Non-profit custodians
Mancini noted that the group that started Open Collective also created a network of worldwide nonprofits that act as custodians of the funds.
The cost for a company to access this technology is zero.
“You go to Open Collective, create a collective, and apply to any of our nonprofits. We have a network of over 300 nonprofits worldwide, and you apply to them for something called Fiscal Sponsorship,” Mancini said.
Fiscal sponsorship has been around in the U.S. for many years.
“We’re just doing it on steroids, globally,” Mancini said.
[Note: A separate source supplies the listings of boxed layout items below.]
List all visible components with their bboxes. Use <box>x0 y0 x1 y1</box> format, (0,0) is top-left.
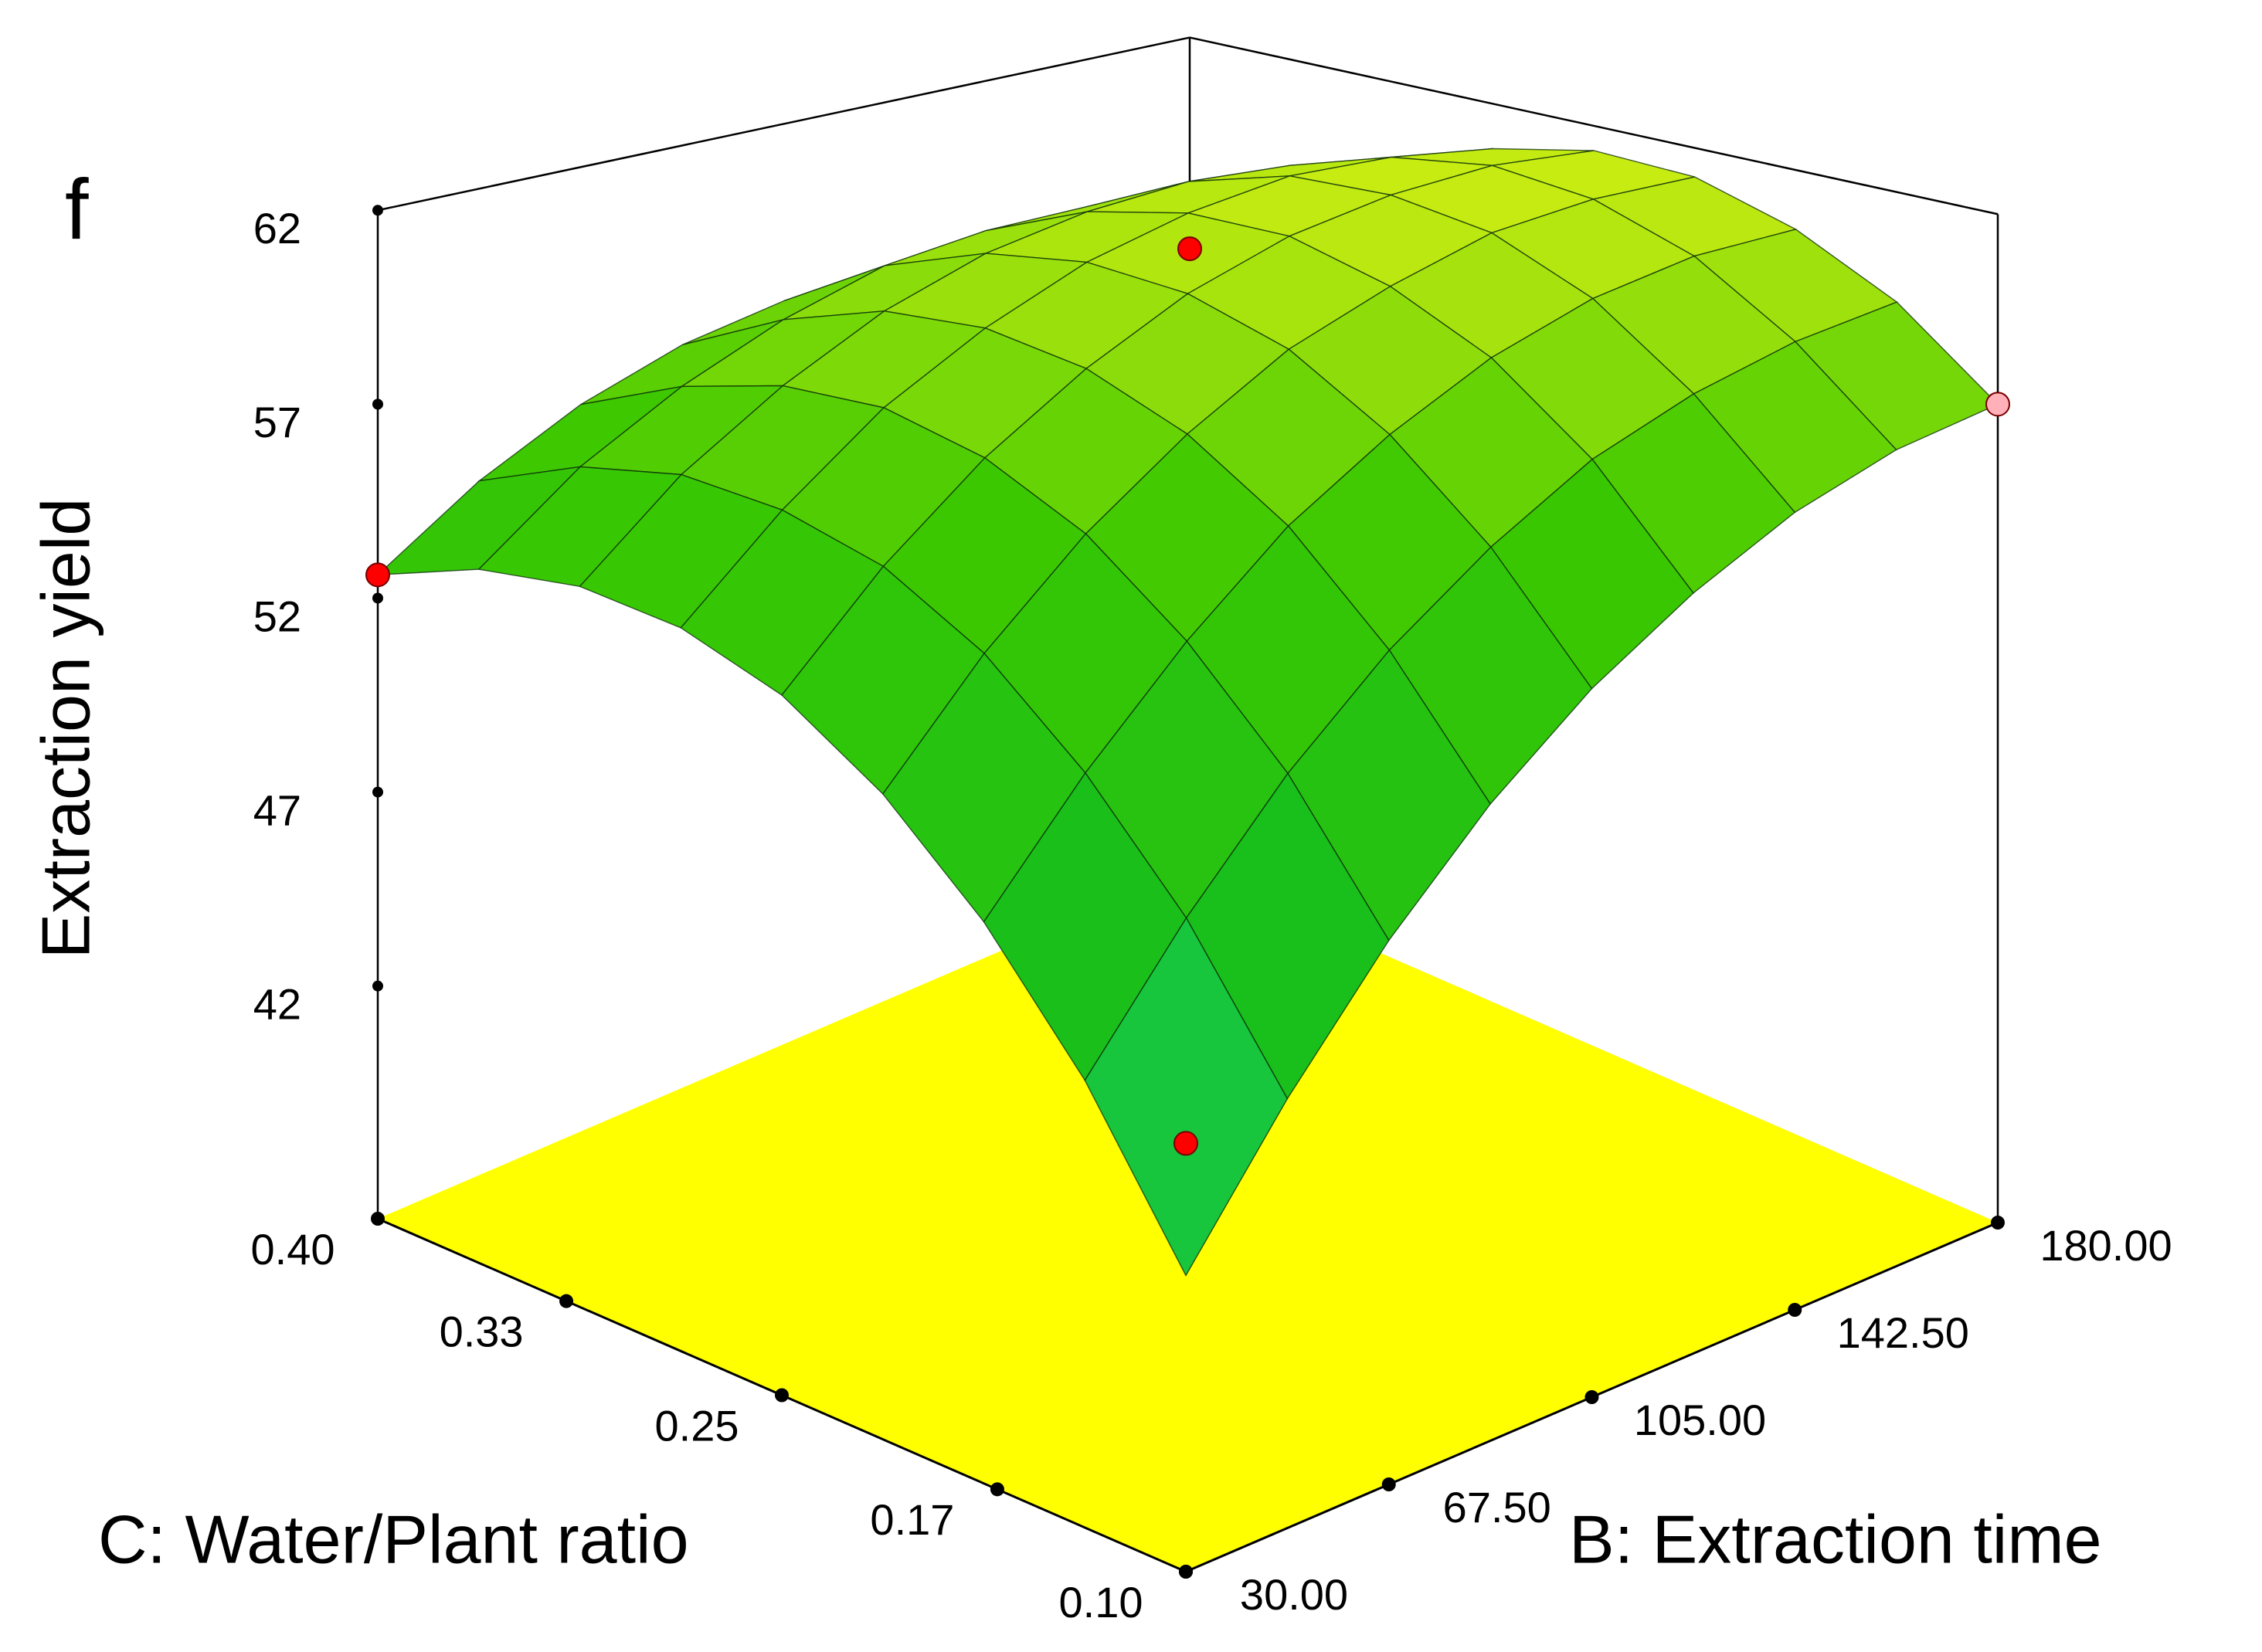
b-tick <box>1584 1390 1599 1404</box>
c-tick <box>990 1482 1004 1497</box>
design-point <box>1985 392 2010 417</box>
b-tick-label: 30.00 <box>1240 1570 1348 1619</box>
z-axis-title: Extraction yield <box>27 498 104 959</box>
box-edge <box>1189 36 1999 215</box>
panel-label: f <box>65 162 89 257</box>
z-tick-label: 47 <box>253 785 301 834</box>
design-point <box>365 562 390 588</box>
surface-cell <box>1084 917 1289 1277</box>
z-tick <box>372 592 383 604</box>
design-points <box>365 236 2010 1156</box>
design-point <box>1177 236 1202 262</box>
z-tick <box>372 980 383 992</box>
b-tick <box>1991 1216 2005 1230</box>
c-tick-label: 0.10 <box>1059 1578 1143 1627</box>
c-tick <box>371 1212 385 1226</box>
b-tick <box>1381 1477 1396 1491</box>
c-tick-label: 0.17 <box>870 1495 954 1544</box>
b-tick-label: 142.50 <box>1837 1308 1969 1357</box>
design-point <box>1173 1131 1198 1156</box>
b-tick-label: 180.00 <box>2040 1221 2172 1270</box>
b-axis-title: B: Extraction time <box>1569 1501 2102 1577</box>
z-tick <box>372 205 383 216</box>
z-tick-label: 57 <box>253 398 301 446</box>
c-tick-label: 0.40 <box>251 1225 335 1274</box>
z-tick-label: 42 <box>253 979 301 1028</box>
z-tick-label: 62 <box>253 204 301 253</box>
c-tick <box>559 1294 574 1308</box>
b-tick-label: 67.50 <box>1443 1483 1551 1532</box>
z-tick-label: 52 <box>253 592 301 640</box>
box-edge <box>377 36 1190 212</box>
labels: f Extraction yield C: Water/Plant ratio … <box>27 162 2172 1627</box>
z-tick <box>372 786 383 798</box>
c-tick <box>1179 1565 1193 1579</box>
c-tick <box>775 1388 789 1403</box>
c-tick-label: 0.25 <box>655 1401 739 1450</box>
surface <box>376 148 1999 1277</box>
b-tick <box>1788 1303 1802 1317</box>
b-tick-label: 105.00 <box>1634 1396 1766 1444</box>
c-axis-title: C: Water/Plant ratio <box>98 1501 689 1577</box>
z-tick <box>372 399 383 410</box>
c-tick-label: 0.33 <box>440 1307 524 1355</box>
“You apply to be fiscally sponsored. And now, this nonprofit receives the money for you, provides all the paperwork that your sponsor needs, gets a tax-deductible receipt, and gets the money. In full transparency, everyone’s happy. We’re not duplicating useless structures in the world.”
Maintain momentum
Mancini said when people get together and create a group, there’s a lot of excitement, which is important to maintain momentum.
“We create an open-source protocol to help marginalized groups of people. There are a lot of passionate people when a mission is involved,” Mancini said.
“Once you have your token, then you don’t have incentives to keep participating in that community. You end up with a ton of semi-dead DAOs or defaults.”
They forget that the challenges are human, Mancini noted.
“Democratic culture is upstream of democratic institutions. If you do not work on your culture, if you forget about the humans and the democratic culture in your data, then there is no consensus mechanism that will save your community.”
The emotional energy is what drives Mancini to do even more in the space.
“The connection between these communities and Web3 is the thing that I’m most excited about. It’s because those grassroots communities are marginalized by the current system,” Mancini said. “They’re not the winners. It’s fundamental to ensure that Web3 and the next technological paradigm are not built for those already winners in this system.”
The collective hosts 4,000 open-source projects worldwide, and they move $30 million from companies that want to support these open-source projects. It’s really project-directed funding.
“Our mission — making communities sustainable or enabling decentralized communities to be sustainable — is true today, and it’s going to be true in 50 years,” Mancini said.